While existing technologies like Fluidigm's mass cytometry instruments and sequencing-based techniques like CITE-Seq allow for highly multiplexed measurements of proteins across large numbers of single cells, the Fred Hutch researchers believe the Infinity Flow method offers advantages in terms of accessibility and cost.

Flow cytometry is a commonly used and widely distributed technology. The Infinity Flow technique can be run "on pretty much any cytometer, and most research institutes have access to some level of cytometry technology," Headley said.

It's also less expensive than sequencing-based approaches that use antibodies tagged with oligonucleotides for single-cell protein measurements, especially in the case of larger samples.

"Sequencing is still quite expensive," he said. "So if you are trying to get transcriptomic data on thousands of genes across tens of thousands or hundreds of thousands of cells, and then you are also … trying to detect hundreds of proteins, you run into sequencing overhead issues pretty quick. The costs just go up."

Infinity Flow costs scale more slowly. "We can measure 10 million, 20 million, 30 million cells at the same cost," Headley said. "It doesn't cost you more to do the assay the more cells you do."

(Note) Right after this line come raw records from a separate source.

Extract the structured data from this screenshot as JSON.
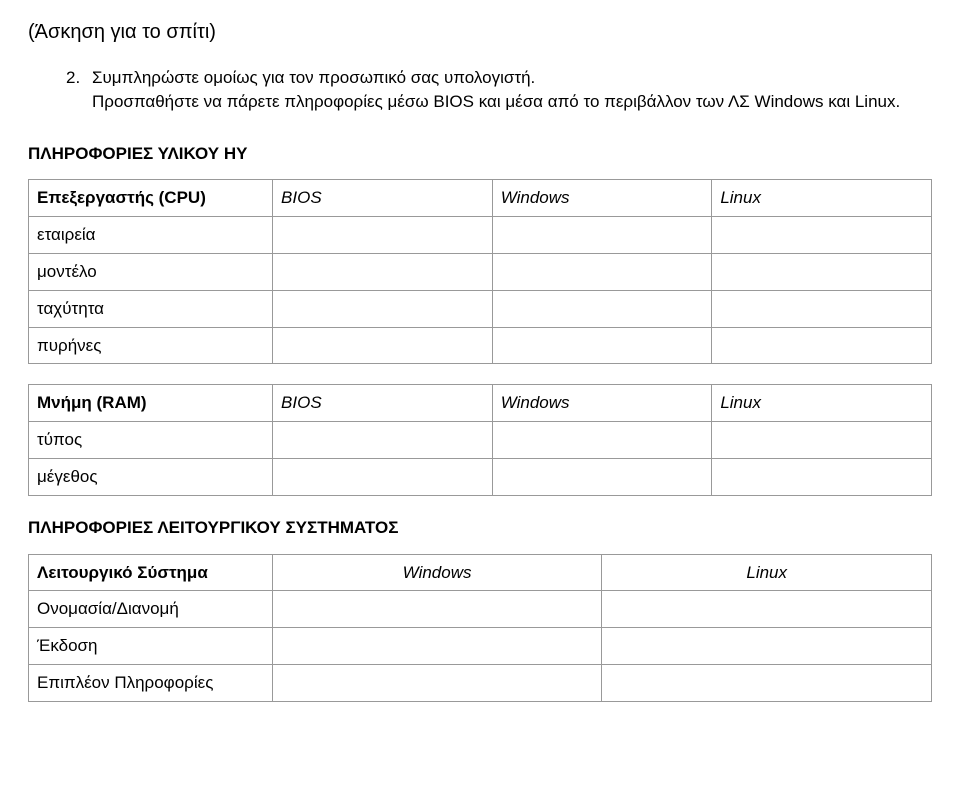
{
  "title": "(Άσκηση για το σπίτι)",
  "instruction": {
    "number": "2.",
    "line1": "Συμπληρώστε ομοίως για τον προσωπικό σας υπολογιστή.",
    "line2": "Προσπαθήστε να πάρετε πληροφορίες μέσω BIOS και μέσα από το περιβάλλον των ΛΣ Windows και Linux."
  },
  "hw_heading": "ΠΛΗΡΟΦΟΡΙΕΣ ΥΛΙΚΟΥ ΗΥ",
  "cpu_table": {
    "header": {
      "label": "Επεξεργαστής (CPU)",
      "bios": "BIOS",
      "windows": "Windows",
      "linux": "Linux"
    },
    "rows": [
      {
        "label": "εταιρεία"
      },
      {
        "label": "μοντέλο"
      },
      {
        "label": "ταχύτητα"
      },
      {
        "label": "πυρήνες"
      }
    ]
  },
  "ram_table": {
    "header": {
      "label": "Μνήμη (RAM)",
      "bios": "BIOS",
      "windows": "Windows",
      "linux": "Linux"
    },
    "rows": [
      {
        "label": "τύπος"
      },
      {
        "label": "μέγεθος"
      }
    ]
  },
  "os_heading": "ΠΛΗΡΟΦΟΡΙΕΣ ΛΕΙΤΟΥΡΓΙΚΟΥ ΣΥΣΤΗΜΑΤΟΣ",
  "os_table": {
    "header": {
      "label": "Λειτουργικό Σύστημα",
      "windows": "Windows",
      "linux": "Linux"
    },
    "rows": [
      {
        "label": "Ονομασία/Διανομή"
      },
      {
        "label": "Έκδοση"
      },
      {
        "label": "Επιπλέον Πληροφορίες"
      }
    ]
  }
}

This also means higher throughput, he said, noting that Infinity Flow experiments can analyze millions or tens of millions of cells while sequencing-based approaches more commonly look at tens of thousands of cells.

The performance of the approach varies with the protein marker being looked at and is also dependent on factors like the quality of the antibody staining and the composition of the backbone panel used. For instance, in the Science Advances study, the researchers found that when they used a backbone panel of proteins common to all T cells, they were unable to impute protein expression levels for particular T-cell types due to the fact that, based on the backbone signature, all T cells looked the same. This, they noted, indicates that tailoring backbone panels to the samples and cell populations of interest can improve the assay's performance.

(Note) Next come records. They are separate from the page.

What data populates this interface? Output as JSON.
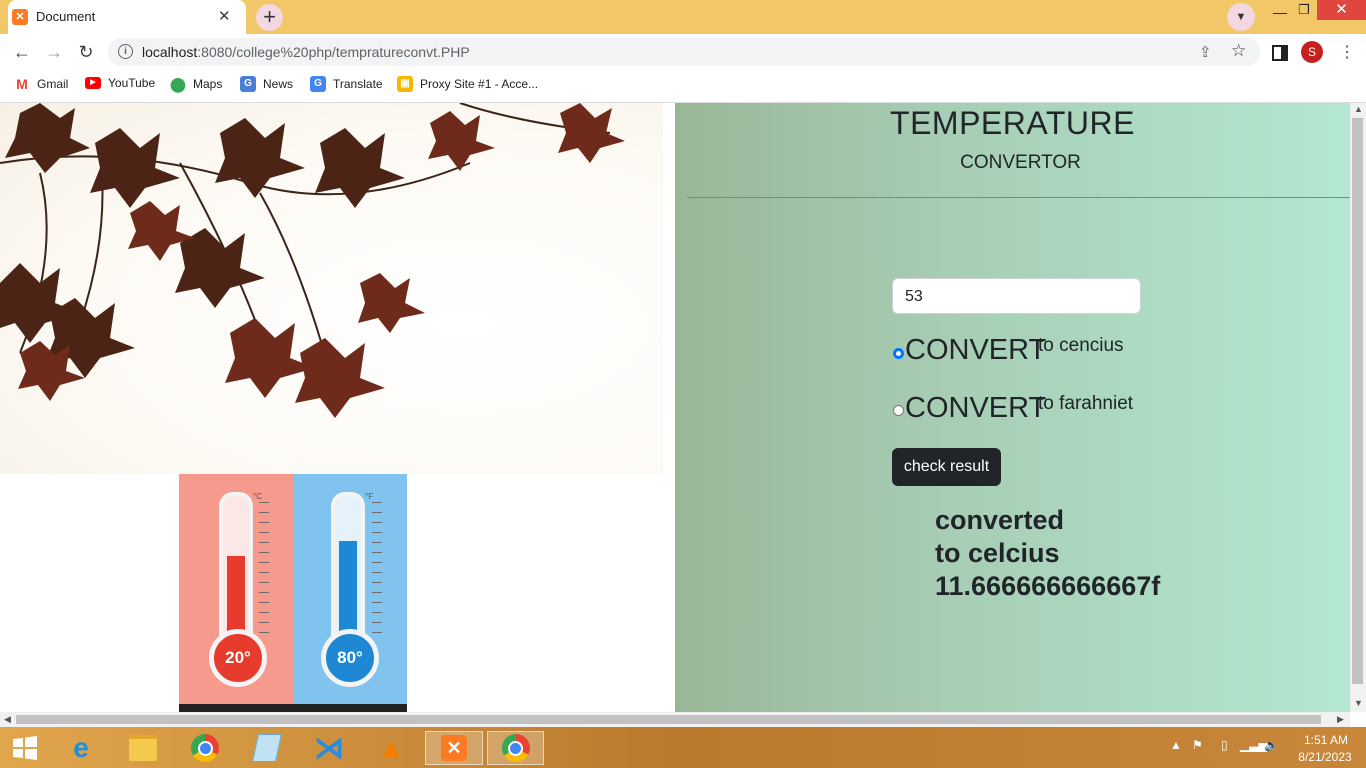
{
  "browser": {
    "tab_title": "Document",
    "new_tab_label": "+",
    "url_host": "localhost",
    "url_rest": ":8080/college%20php/tempratureconvt.PHP",
    "profile_initial": "S"
  },
  "bookmarks": [
    {
      "label": "Gmail",
      "icon": "gmail-icon"
    },
    {
      "label": "YouTube",
      "icon": "youtube-icon"
    },
    {
      "label": "Maps",
      "icon": "maps-icon"
    },
    {
      "label": "News",
      "icon": "news-icon"
    },
    {
      "label": "Translate",
      "icon": "translate-icon"
    },
    {
      "label": "Proxy Site #1 - Acce...",
      "icon": "proxy-icon"
    }
  ],
  "page": {
    "title": "TEMPERATURE",
    "subtitle": "CONVERTOR",
    "input_value": "53",
    "options": [
      {
        "word": "CONVERT",
        "suffix": "to cencius",
        "checked": true
      },
      {
        "word": "CONVERT",
        "suffix": "to farahniet",
        "checked": false
      }
    ],
    "button_label": "check result",
    "result_lines": [
      "converted",
      "to celcius",
      "11.666666666667f"
    ]
  },
  "thermometers": [
    {
      "label": "20°",
      "unit": "°C",
      "color": "#e73b2d"
    },
    {
      "label": "80°",
      "unit": "°F",
      "color": "#1e88d4"
    }
  ],
  "taskbar": {
    "time": "1:51 AM",
    "date": "8/21/2023"
  },
  "colors": {
    "tabstrip": "#f1c767",
    "panel_start": "#9ab697",
    "panel_end": "#b3e8d1",
    "button": "#212529",
    "radio_checked": "#0075ff"
  }
}
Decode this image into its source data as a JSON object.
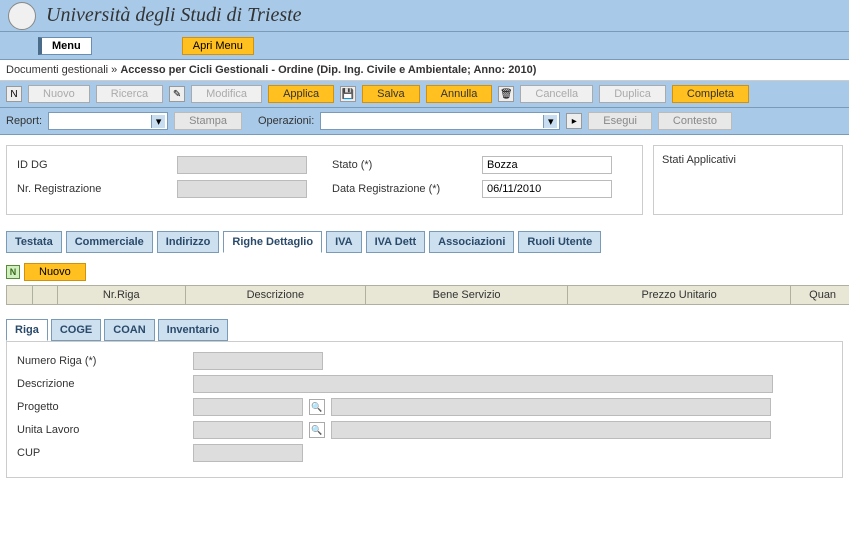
{
  "header": {
    "title": "Università degli Studi di Trieste"
  },
  "menu": {
    "main": "Menu",
    "apri": "Apri Menu"
  },
  "breadcrumb": {
    "prefix": "Documenti gestionali » ",
    "bold": "Accesso per Cicli Gestionali - Ordine (Dip. Ing. Civile e Ambientale; Anno: 2010)"
  },
  "toolbar": {
    "nuovo": "Nuovo",
    "ricerca": "Ricerca",
    "modifica": "Modifica",
    "applica": "Applica",
    "salva": "Salva",
    "annulla": "Annulla",
    "cancella": "Cancella",
    "duplica": "Duplica",
    "completa": "Completa"
  },
  "toolbar2": {
    "report_label": "Report:",
    "stampa": "Stampa",
    "operazioni_label": "Operazioni:",
    "esegui": "Esegui",
    "contesto": "Contesto"
  },
  "form": {
    "id_dg_label": "ID DG",
    "id_dg_val": "",
    "stato_label": "Stato (*)",
    "stato_val": "Bozza",
    "nrreg_label": "Nr. Registrazione",
    "nrreg_val": "",
    "datareg_label": "Data Registrazione (*)",
    "datareg_val": "06/11/2010",
    "stati_app": "Stati Applicativi"
  },
  "tabs": {
    "testata": "Testata",
    "commerciale": "Commerciale",
    "indirizzo": "Indirizzo",
    "righe": "Righe Dettaglio",
    "iva": "IVA",
    "ivadett": "IVA Dett",
    "associazioni": "Associazioni",
    "ruoli": "Ruoli Utente"
  },
  "grid": {
    "nuovo": "Nuovo",
    "cols": {
      "nrriga": "Nr.Riga",
      "descr": "Descrizione",
      "bene": "Bene Servizio",
      "prezzo": "Prezzo Unitario",
      "quan": "Quan"
    }
  },
  "subtabs": {
    "riga": "Riga",
    "coge": "COGE",
    "coan": "COAN",
    "inv": "Inventario"
  },
  "detail": {
    "numero_riga": "Numero Riga (*)",
    "descrizione": "Descrizione",
    "progetto": "Progetto",
    "unita_lavoro": "Unita Lavoro",
    "cup": "CUP"
  }
}
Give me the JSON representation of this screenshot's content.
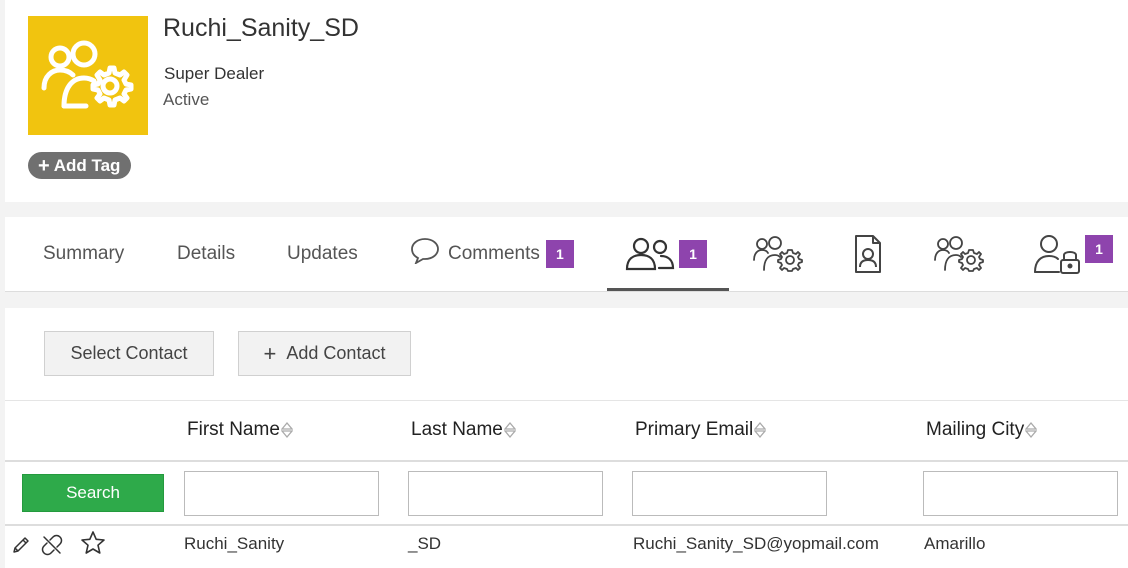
{
  "header": {
    "title": "Ruchi_Sanity_SD",
    "subtitle": "Super Dealer",
    "status": "Active",
    "add_tag_label": "Add Tag",
    "add_tag_plus": "+",
    "avatar_icon": "users-gear-icon",
    "avatar_color": "#f1c40f"
  },
  "tabs": [
    {
      "label": "Summary"
    },
    {
      "label": "Details"
    },
    {
      "label": "Updates"
    },
    {
      "label": "Comments",
      "badge": "1",
      "icon": "comment-icon"
    },
    {
      "label": "",
      "badge": "1",
      "icon": "contacts-icon",
      "active": true
    },
    {
      "label": "",
      "icon": "users-gear-icon"
    },
    {
      "label": "",
      "icon": "document-user-icon"
    },
    {
      "label": "",
      "icon": "users-gear-icon"
    },
    {
      "label": "",
      "badge": "1",
      "icon": "user-lock-icon"
    }
  ],
  "actions": {
    "select_contact": "Select Contact",
    "add_contact": "Add Contact",
    "add_plus": "+"
  },
  "table": {
    "columns": [
      "First Name",
      "Last Name",
      "Primary Email",
      "Mailing City"
    ],
    "search_label": "Search",
    "rows": [
      {
        "first_name": "Ruchi_Sanity",
        "last_name": "_SD",
        "email": "Ruchi_Sanity_SD@yopmail.com",
        "city": "Amarillo",
        "icons": [
          "edit-icon",
          "unlink-icon",
          "star-icon"
        ]
      }
    ]
  },
  "colors": {
    "badge": "#8e44ad",
    "search_button": "#2eaa4a",
    "tag_background": "#707070"
  }
}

The researchers also found that the method was best able to impute expression levels for proteins that exhibited multimodal expression patterns and were highly or commonly expressed. In an evaluation of an Infinity Flow assay detailed in the study, they determined that they were able to generate "meaningful imputed signal" for 155 of 252 markers measured.

Headley said that his lab is currently using the approach in its work on cancer metastasis in the lung "to get a really comprehensive look at which types of immune cells are influencing cancer [development] in either a pro-cancer or anti-cancer way."

His team is also involved in collaborations using the technique to study the different activation states of different immune cells in disease and to observe these cells in their various intermediate stages of differentiation.

In terms of future advances, Headley said he and his colleagues would like to apply the approach to intracellular proteins, as well, though he noted that the different fixation conditions required to stain different intracellular proteins presented a challenge to this effort.

He said he had no plans to commercialize the method but could envision antibody and immunology companies creating and selling pre-optimized backbone panels for researchers using the method.